After that initial meeting, I would sometimes skip the service in East Orange to go into the City and worship at Washington Square. I was amazed at the diversity of the congregation… gay/straight, young/old, rich/poor…but all to the extreme, it seemed to me!  There were very pretty men, strong women, intellectuals, funky artists and musicians, dignified old church ladies and gentlemen and drag queens. On this backdrop, eccentric Paul Knopf and his oft-designed cacophony of jazz, was the perfect cherry on my Washington Square sundae experience. To my as-yet-un-citified eyes, it was quite a funky scene! But the messages I received there and the programs I saw offered there, gave me hope for the United Methodist Church.

Paul Abels is known as the first openly gay minister in a major Christian denomination. He served until 1984, until his resignation from the United Methodist Church, just before the national church conference that voted to bar from clergy all “self-avowed practicing homosexuals.” He moved back to his home in Rensselaerville, NY with his partner, Thom Hunt. Sadly, in 1992, Paul died from AIDS.

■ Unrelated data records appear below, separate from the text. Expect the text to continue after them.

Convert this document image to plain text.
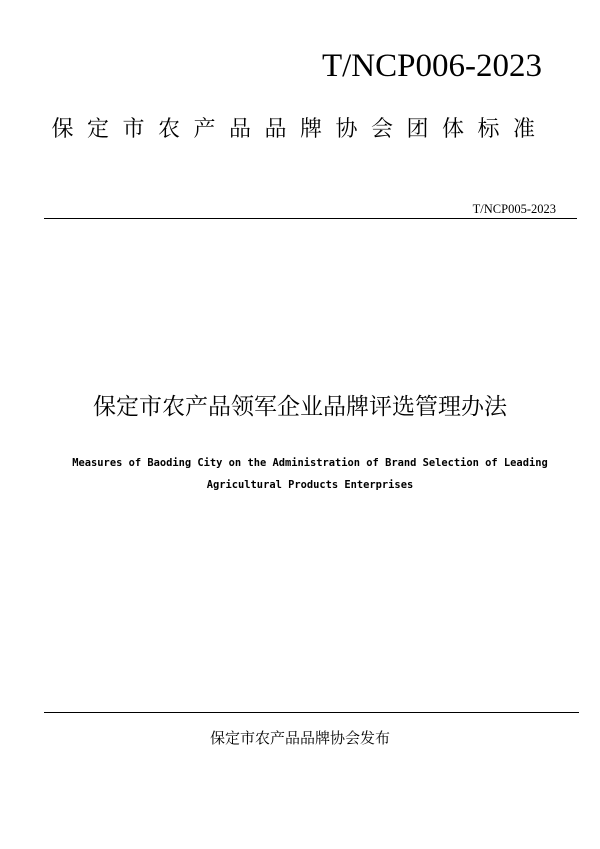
T/NCP006-2023
保定市农产品品牌协会团体标准
T/NCP005-2023
保定市农产品领军企业品牌评选管理办法
Measures of Baoding City on the Administration of Brand Selection of Leading Agricultural Products Enterprises
保定市农产品品牌协会发布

I had begun going to Sunday evening services with a friend at Metropolitan Community Church (MCC) New York, and I eventually had dual membership in that church and the United Methodist Church. MCC met in the sanctuary of Metropolitan-Duane United Methodist Church. Ironically, soon after long-time pastor of MCC, Rev. Karen Ziegler, ended her NYC post in 1988 and Rev. Pat Bumgardner took over, MCCNY moved from Met-Duane to Washington Square as their host church. I remember one evening, as I was arriving for service, the minister at the time stopped me and asked me if I could suggest someone I might know from my days at Drew University who might be an appropriate person to take over the unique radical ministry at Washington Square. My immediate response was Schuyler Rhodes, who had been a close friend to Chris and me. I was thrilled to later learn that he had been invited and had accepted. He served there for over nine years.

My own ministry, as a lay person, had been emerging. For several years I was doing a lot of guest preaching as a certified lay preacher in the NJ Conference. In 1984, my main work began to focus on the AIDS epidemic. In the Spring of 1987, I had just completed a year of Clinical Pastoral Education in hospital chaplaincy and had been accepted into my second year. However, my marriage had ended that May, and I had moved into the City. I was then at MCC as student clergy, facilitating the weekly support group for people with AIDS at Bailey House. Because of my work in the AIDS field, I had been asked to preach at Washington Square for Pride Day. I took the opportunity to come out in my sermon…and prayed that the Church would soon realize that its ban on LGBT clergy was a mistake…that its history and its heart, based in social justice, would soon turn lovingly to reason. As we know, this did not happen…in fact, it became more fractious, more divisive in its views of sexuality.

My church life at this point took a long hiatus. I missed the United Methodist Church but felt that I could not serve in laity where I was not welcome as clergy. I gave up on the church all together. Then my daughter Melissa and granddaughter Cassie became active at the Washington Square Church. They invited me to join them, and I would occasionally go to service with them, and I could see that the Spirit was still very much alive in that congregation. When the decision to sell that building was made in 2004, and services were held across the street at the New York University chapel, I visited there a couple of times, as well. By the time of the 2005 merging of the three smaller churches into The Church of the Village, fortunately Melissa and Cassie moved along into the new church. When I was again invited by them to visit, I was obviously healing in many ways and almost ready to reopen my heart to church. When my wife Katie and I came to the Church of the Village in 2007, we loved the message of radical inclusion and the very warm welcome we received…and we have stayed ever since, totally involved in the ministry of this blessed church.   The Washington Square Church… the name may still stir in me a feeling of liberation, hope, radicalism and passion…but it’s the Church of the Village that does so even more, and it is the Church of the Village that I now call home.